Note: Images from this project were obtained from Adobe, this course's staff and MIT 6.819's course staff. All panoramas were stitched together with my code for this project.

Part 1: Image Warping via Learned Homographies

In this problem, we aim to identify a 3x3 homography transformation that can align images. For this part, our only goal is to learn to warp an image with a homography to a more canonical pose. Here is an example of an image I will be trying to align:

To do this, I first manually computed the corners of the Pokemon card, and a target alignment (where the card is vertical--up to any errors in my hand-labeling). Next, I computed a homography matrix by solving a least squares problem. Specifically, the problem is minimizing the distance between predicted points (Hp) and the ground truth points (y) that correspond to when the card is perfectly horizontally. The least squares problem is ||Hp - y||, where ||.|| denotes the L2 norm. We can construct a linear system A that is a function of both p and y: Ah = Hp - y, where h is a flattened H. The problem then reduces to solving ||Ah|| which simply amounts to finding the h vector in the nullspace of A. Since it isn't always possible to do this (for example, A may have an empty nullspace), a good approximate solution is to find a vector that A "squishes" very close to zero. This is exactly the minimal singular vector of A, which can be efficiently computed via SVD (or by directly computing the eigenvectors of A^T A). Once we find this singular vector, we simply scale it so it's final component is equal to 1 and reshape it to a 3x3 homography matrix. Once the homography is computed, I apply a reverse-mode warp to generate the final image, just like in project 3. However, doing this naively can sometimes cause coordinates from the original image to be mapped to negative coordinates in the output image. To solve this, I simple shift all coordinates such that the minimum coordinate is zero, and I center-padded the input image. Below is the resulting warp, which ends up doing a good job aligning the card (note that the card wasn't quite perfectly rectangular to begin with--it was a bit bent):

Here's a second example of a more extreme warp (which requires more than just rotation to properly align). The first image is the input and the second is post-alignment to a canonical pose:

The most interesting thing I learned was that Pokemon cards aren't perfectly straight :). On the technical side of things, it was interesting to (re-)learn that you have to manually handle the scaling of the image both after learning the homography as well as after applying it to an image.

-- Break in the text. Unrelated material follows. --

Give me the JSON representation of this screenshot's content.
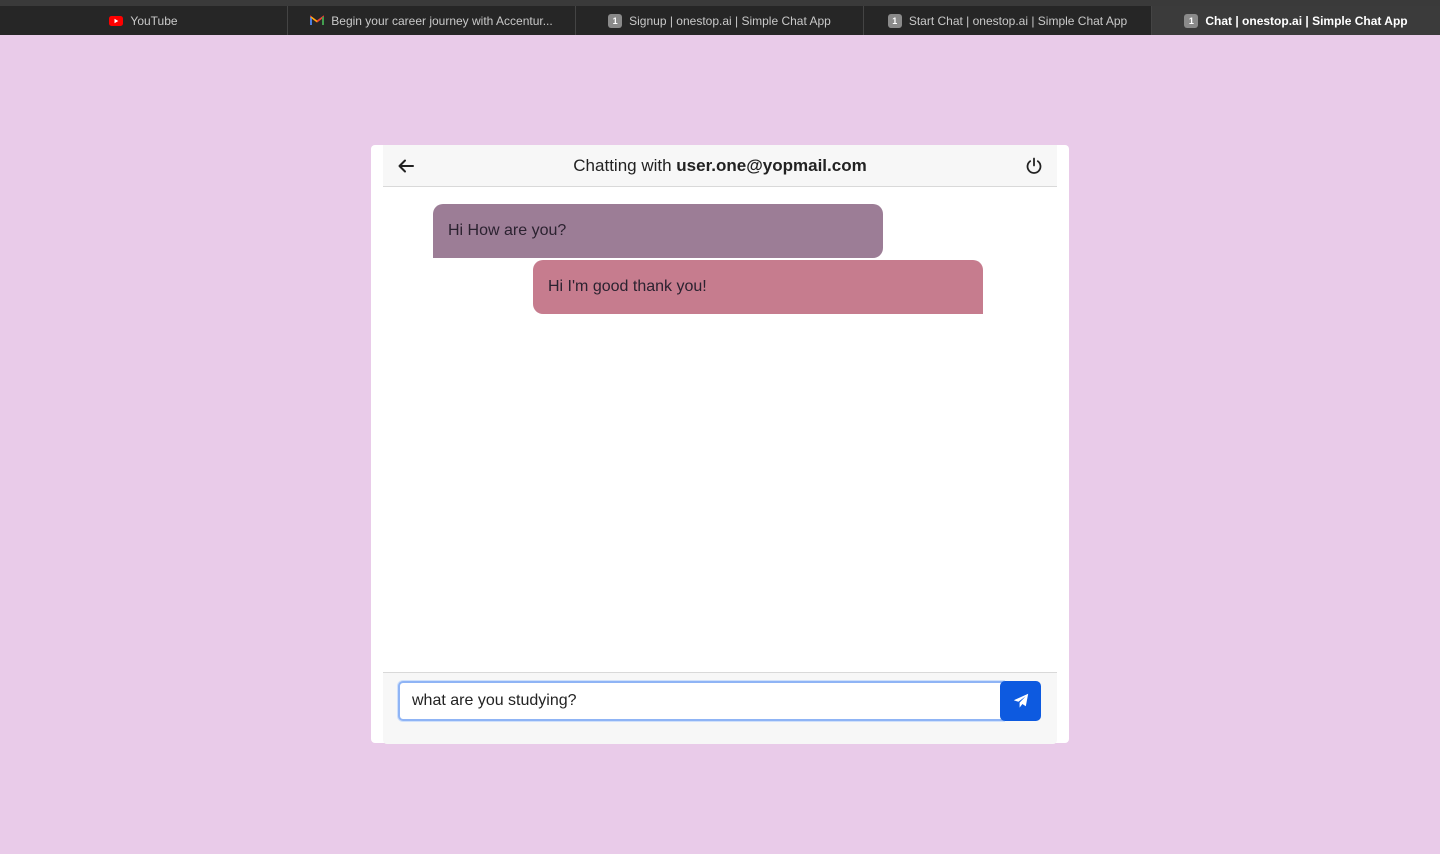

Part 2: Panorama Stitching

For the second part of this project, we explore the problem of stitching two images together to generate a panorama. This is closely related to the prior problem of image warping; when images on an identical plane are taken, then we can use a homography to align them together. As a warm-up, we began by assuming we could label sets of aligned points manually in the two images. Because homographies consist of eight parameters (they are more general than affine transforms), we need a minimum of four equations to learn a homography (because each equation has two variables). I actually found that only labeling four points was usually sufficient to get nice panoramas. Below I show my manually labeled points for three pairs of images (points with the same color represent correspondences between the two images):



I show the final panoramas at the end of this webpage (to compare against the auto-stitching algorithm). What if we want to learn homographies in an unsupervised fashion, where no points are manually annotated by humans? In this case, we can implement a feature detector system. We implemented a simplified version of MOPS (poor man's SIFT), which finds correspondences between points in two images. The algorithm works by generating Harris corners, using non-max suppression to filter out high-energy corners that are spatially close to one another and extracting feature patches from an image to determine correspondences with a second image. In the correspondence step, each point's feature patch in the first image is compared to each point's feature patch in the second image (simple nearest neighbors under an L2 norm). Using Lowe's trick, I only kept correspondences if the ratio of the first nearest neighbor to the second was less than 0.4. I tended to get very good features from this step, but I also used RANSAC to remove false positive correpsondences and use a refined set of correspondences (only the "inliers") to compute the final homography. In both the manual and auto-stitching cases, I blended the two images together using Laplacian pyramid blending with four levels. This does a really nice job of removing seams, although it isn't completely perfect (the seam in the greyscale Diamondhead image below is still noticeable).
Below are the Harris corners I found in the three pairs:



Here are the points once they've been processed with adaptive non-max suppresion (leaving 500 points per image):



After computing the alignment step, we are left with the following correspondences (a point with the same color across the two images is a correspondence):



Finally, here are the inliers computed by RANSAC. These are the final points that were used to estimate the homography:



Below are comparisons between the manually aligned panoramas and the auto-stitched panoramas (first image in each pair is the panorama generated from manually-annotated correspondences while the second image is the auto-stitched panorama). The automatically stitched panoramas tend to feature less extreme warping and are more visually pleasing. I was surprised that our simplified version of MOPS was so effective; the raw correspondences produced from the algorithm were so good that RANSAC seemed like it was nearly unneeded.